When to Use Angular's forRoot() Method — A Deep Dive — hero banner

November 06, 2017·2 min read

The forRoot() pattern in Angular is one of those things you see in documentation for years before realizing its real power.
In my case, it solved a subtle but frustrating problem: ensuring singleton services work correctly across both eager-loaded and lazy-loaded modules.


The Problem

Angular’s dependency injection system creates new instances of providers at the module level.
If you provide a service inside a shared module, then lazy-loaded modules that import that shared module will each get their own instance of the service.

This breaks the expectation that a service should be a singleton across the entire app.

For example, imagine a simple counter service:

import { Injectable } from '@angular/core';

@Injectable()
export class CounterService {
  private count = 0;

  increment() { this.count++; }
  get value() { return this.count; }
}

Now consider a shared module that provides this service:

import { NgModule } from '@angular/core';
import { CounterService } from './counter.service';

@NgModule({
  providers: [CounterService]
})
export class SharedModule {}

If you import SharedModule directly into both eager and lazy modules, each lazy module gets a new CounterService.
Your counter resets per module — not what you want.


Demo of the Problem

👉 Example without forRoot:
StackBlitz Demo

  • Eager components share the counter.
  • Lazy-loaded components do not — they get isolated instances.

The forRoot() Solution

The forRoot() convention is Angular’s way of saying:

This module is providing global, singleton services.

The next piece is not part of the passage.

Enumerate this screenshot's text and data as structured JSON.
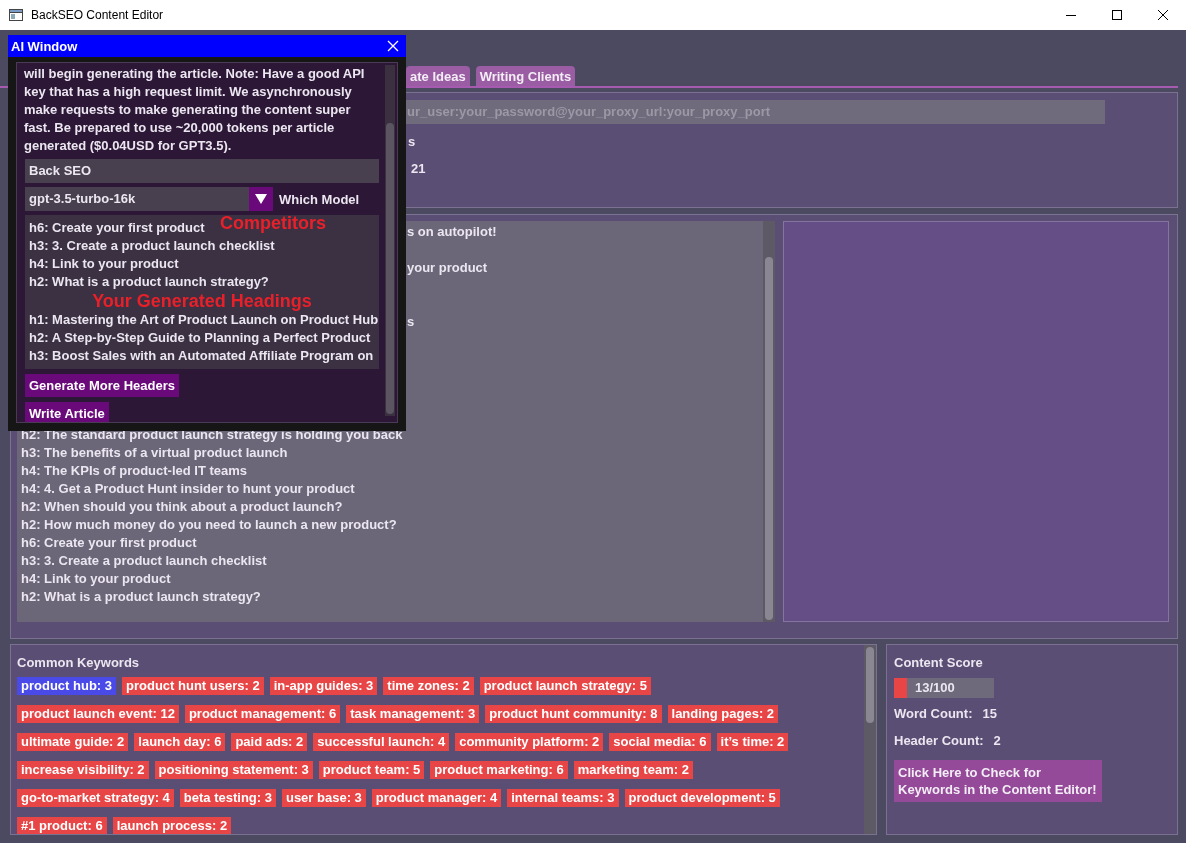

Instead of providing services directly, the module exposes a static method forRoot() that returns a ModuleWithProviders.

shared.module.ts

import { NgModule, ModuleWithProviders } from '@angular/core';
import { CounterService } from './counter.service';

@NgModule({})
export class SharedModule {
  static forRoot(): ModuleWithProviders<SharedModule> {
    return {
      ngModule: SharedModule,
      providers: [CounterService]
    };
  }
}

app.module.ts

import { NgModule } from '@angular/core';
import { BrowserModule } from '@angular/platform-browser';
import { SharedModule } from './shared/shared.module';
import { AppComponent } from './app.component';
import { EagerComponent } from './eager.component';
import { routing } from './app.routing';

@NgModule({
  imports: [
    BrowserModule,
    SharedModule.forRoot(), // ✅ registers singletons once
    routing
  ],
  declarations: [AppComponent, EagerComponent],
  bootstrap: [AppComponent]
})
export class AppModule {}

👉 Example with forRoot:
StackBlitz Demo

Now both eager and lazy-loaded modules share the same CounterService instance.


Best Practices

  • Use forRoot() when your module provides services that should be singletons across the entire app.
  • Use a separate SharedModule (without providers) for declarations like directives, pipes, and components.
    Don’t mix global services and UI declarations in the same module.
  • If you also need per-feature service instances, consider adding a forChild() method (used in Angular Router and NgRx).

Why Does This Work?

  • Angular only calls forRoot() once — in the root module.
  • Lazy-loaded modules import SharedModule without calling forRoot().
  • This ensures the service is provided once at the root injector, not per module.


Conclusion

The forRoot() convention is simple but powerful.
It prevents the frustrating “multiple instance” bug that occurs with lazy-loaded modules, and ensures that services like authentication, configuration, or in this case a counter service, remain singletons across your entire app.